A MÁSCARA DA LINGUAGEM

Li recentemente num livro de Gustavo Cerbasi o seguinte: “O grande charme do dinheiro está no fato de ele raramente se mostrar como o vilão da história. Se não há dinheiro para renovar o guarda-roupa, o problema é percebido como desleixo...” O talentoso economista trata de questões financeiras em seu ensaio, mas aqui quero chamar atenção para a linguagem. Denominamos de ‘desleixo’ o que é falta de di-nheiro. Como, no momento, não vou tratar do assunto dinheiro, ficarei só na questão da linguagem. E não é pouca coisa.
Por que achamos que há falta de cuidado, quando, na verdade, não há dinheiro? Como há um tabu para tratarmos deste tema, então, falamos de outras coisas. Criticamos os mal vestidos, dizendo que são suburbanos, cafonas, caipiras, quando na verdade sabemos que eles não têm dinheiro para se vestirem de outro jeito, para andarem na moda feita nos bairros chiques das metrópoles ricas.
Achamos que o outro não tem bom gosto, por uma questão de opção ou educação, e não olhamos de frente para a causa: ele objetivamente não tem dinheiro. Este é um problema que não diz respeito apenas à falta de dinheiro. É o da linguagem: disfarçar, mascarar as coisas.
Em outras palavras mais simples, por que não damos os nomes aos bois? O que a linguagem esconde? E por que esconde?
No exemplo acima, vemos que é mais fácil falar em características como ser desleixado do que reconhecer de fato que a pessoa não tem dinheiro para se vestir melhor e por que razões não tem dinheiro. Fazemos de conta que a História não existe e falamos bobagens como dizer que fulano tem um temperamento assim ou assado ou que saiu ao pai ou a mãe. Por que será que tendemos a fazer abstrações e a não falar das circunstâncias reais da vida?
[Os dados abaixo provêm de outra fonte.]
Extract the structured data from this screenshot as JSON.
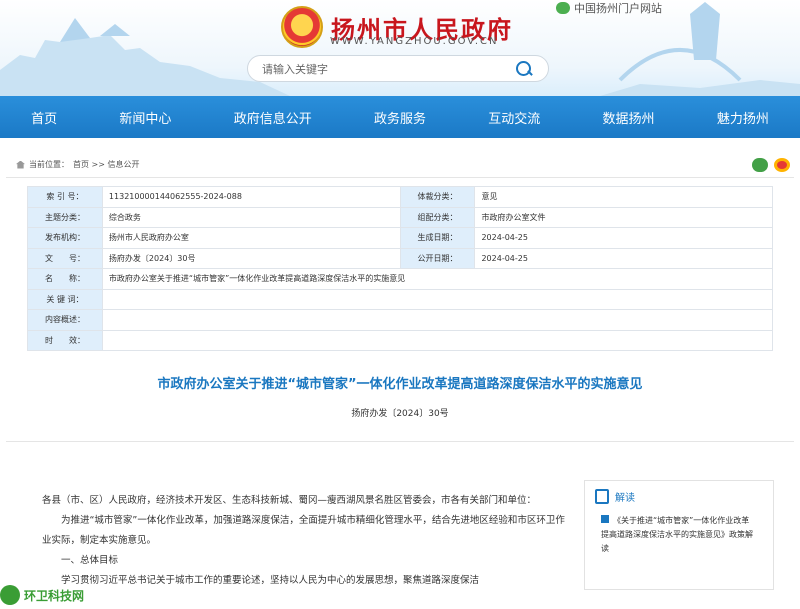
{
  "header": {
    "site_title": "扬州市人民政府",
    "site_url": "WWW.YANGZHOU.GOV.CN",
    "portal_link": "中国扬州门户网站",
    "search_placeholder": "请输入关键字"
  },
  "nav": [
    "首页",
    "新闻中心",
    "政府信息公开",
    "政务服务",
    "互动交流",
    "数据扬州",
    "魅力扬州"
  ],
  "breadcrumb": {
    "label": "当前位置：",
    "path": "首页 >> 信息公开"
  },
  "meta": {
    "rows": [
      {
        "k1": "索 引 号：",
        "v1": "113210000144062555-2024-088",
        "k2": "体裁分类：",
        "v2": "意见"
      },
      {
        "k1": "主题分类：",
        "v1": "综合政务",
        "k2": "组配分类：",
        "v2": "市政府办公室文件"
      },
      {
        "k1": "发布机构：",
        "v1": "扬州市人民政府办公室",
        "k2": "生成日期：",
        "v2": "2024-04-25"
      },
      {
        "k1": "文　　号：",
        "v1": "扬府办发〔2024〕30号",
        "k2": "公开日期：",
        "v2": "2024-04-25"
      }
    ],
    "full_rows": [
      {
        "k": "名　　称：",
        "v": "市政府办公室关于推进“城市管家”一体化作业改革提高道路深度保洁水平的实施意见"
      },
      {
        "k": "关 键 词：",
        "v": ""
      },
      {
        "k": "内容概述：",
        "v": ""
      },
      {
        "k": "时　　效：",
        "v": ""
      }
    ]
  },
  "article": {
    "title": "市政府办公室关于推进“城市管家”一体化作业改革提高道路深度保洁水平的实施意见",
    "doc_number": "扬府办发〔2024〕30号",
    "paragraphs": [
      "各县（市、区）人民政府，经济技术开发区、生态科技新城、蜀冈—瘦西湖风景名胜区管委会，市各有关部门和单位：",
      "为推进“城市管家”一体化作业改革，加强道路深度保洁，全面提升城市精细化管理水平，结合先进地区经验和市区环卫作业实际，制定本实施意见。",
      "一、总体目标",
      "学习贯彻习近平总书记关于城市工作的重要论述，坚持以人民为中心的发展思想，聚焦道路深度保洁"
    ]
  },
  "interpretation": {
    "heading": "解读",
    "link": "《关于推进“城市管家”一体化作业改革提高道路深度保洁水平的实施意见》政策解读"
  },
  "watermark": "环卫科技网"
}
Verifique o uso que você faz da linguagem. Se você está usando uma palavra (desleixo) para significar ou esconder algo (falta de dinheiro), a quem você quer enganar? Para quem você está mentindo? Cuidado com os substantivos abstratos (desleixo é um deles), pois muitas vezes são utilizados contra a vida.
Palavras como amor, compreensão, respeito, vergonha, ética, justiça etc, que significam valores dignos de admiração podem ser i-ronicamente empregadas como mentiras, máscaras que escondem a verdade desagradável de ser dita e vista. É claro que sempre podemos optar pela mentira. Mas que seja por cinismo, e não por convicção!